We are still working on testing the longevity of these surfaces. I made a large amount of one sample and sent a potion to LIU Post. I have some stored in the research lab, which we will be sending out in increments each month. This data will give us information on the integrity and antimicrobial efficacy of the material over time. We are also beginning to test the change in antimicrobial effects when different oils are mixed into one sample. In addition, the use of plant powders will also be implemented into the samples.

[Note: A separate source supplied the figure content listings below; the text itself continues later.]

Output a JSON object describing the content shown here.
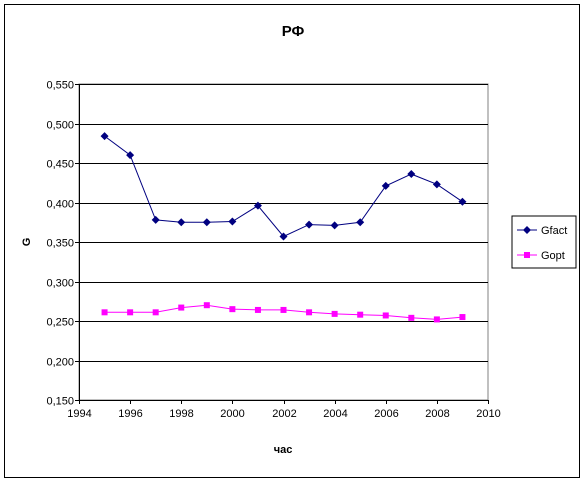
{
  "chart_data": {
    "type": "line",
    "title": "РФ",
    "xlabel": "час",
    "ylabel": "G",
    "xlim": [
      1994,
      2010
    ],
    "ylim": [
      0.15,
      0.55
    ],
    "x_ticks": [
      "1994",
      "1996",
      "1998",
      "2000",
      "2002",
      "2004",
      "2006",
      "2008",
      "2010"
    ],
    "y_ticks": [
      "0,150",
      "0,200",
      "0,250",
      "0,300",
      "0,350",
      "0,400",
      "0,450",
      "0,500",
      "0,550"
    ],
    "grid": "horizontal",
    "legend_position": "right",
    "x": [
      1995,
      1996,
      1997,
      1998,
      1999,
      2000,
      2001,
      2002,
      2003,
      2004,
      2005,
      2006,
      2007,
      2008,
      2009
    ],
    "series": [
      {
        "name": "Gfact",
        "color": "#000080",
        "marker": "diamond",
        "values": [
          0.484,
          0.46,
          0.378,
          0.375,
          0.375,
          0.376,
          0.396,
          0.357,
          0.372,
          0.371,
          0.375,
          0.421,
          0.436,
          0.423,
          0.401
        ]
      },
      {
        "name": "Gopt",
        "color": "#ff00ff",
        "marker": "square",
        "values": [
          0.261,
          0.261,
          0.261,
          0.267,
          0.27,
          0.265,
          0.264,
          0.264,
          0.261,
          0.259,
          0.258,
          0.257,
          0.254,
          0.252,
          0.255
        ]
      }
    ]
  }
}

In making my first samples, there were a few problems we ran into. We had previously determined that we needed to add aloe Vera gel in order to create a homogeneous mixture. Once we determined this, we needed to analyze the effect of its addition of the results of UV radiation and antimicrobial activity. The results showed that the higher the amount of aloe Vera gel, the more UV was able to penetrate the surface, which is not ideal. In order to reduce the effect of the aloe Vera gel, I experimented with adding lower concentrations. The concentration had to be high enough to still create a homogeneous mixture, but low enough to not effect the UV too extensively. It was found that for some samples, adding half of the amount of aloe still allowed the honey and oils to mix effectively, but for other samples, changing the amount of aloe did not allow for the separate layers to mix. We are still doing literature searches on the structure of the oils, honey, and aloe to further understand the interaction of the aloe with different oils and why lowering the concentration is allowed for some samples, but not others.

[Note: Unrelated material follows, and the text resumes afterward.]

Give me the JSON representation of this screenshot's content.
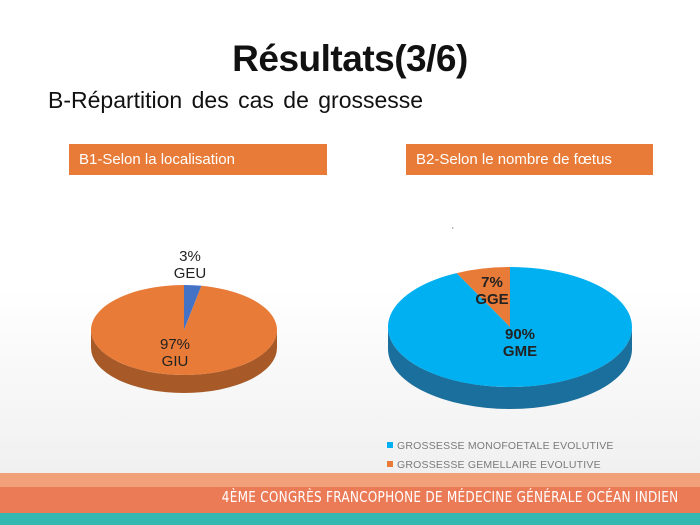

The surfaces we are creating are meant to have a longer shelf life and this aspect of our research had not been tested for this particular project. Dr. Rizzo and I devised a plan to test this. I made samples that were tested right away, but I kept part of these samples to be tested progressively throughout the semester. The UV radiation did not appear to change with the time the samples sat. However, we are still waiting for the antimicrobial results.
Dr. Rizzo and I are studying the use of Manuka Honey and Beeswax as a Natural Antibacterial Wound Dressing. We are creating a flexible wound dressing with these materials by infusing a variety of natural oils and powders. Our laboratory has previously demonstrated antimicrobial efficacy of a formulation utilizing other natural butters and oils against Staphylococcus aureus, Escherichia coli and Pseudomonas aeruginosa. Our goal is to demonstrate that these novel materials will prevent skin infections and possibly serve to heal an already infected wound. Through this project, I will have the opportunity to present at a national conference for the American Chemical Society, where I will be able to discuss my research with many established scientists
My methods include measuring out certain volumes of essential oils and infusing them with various types of honey as well as beeswax. The types of honey include Manuka honey, Raw honey, and Raw unfiltered honey. The addition of aloe vera gel has proven to be necessary as well, due to the fact that the honey and oils do not mix together by themselves. The aloe allows all of the materials to combine into the same layer for testing. Once the sample is made, its resistance to ultraviolet radiation is tested as well as its antibacterial effect.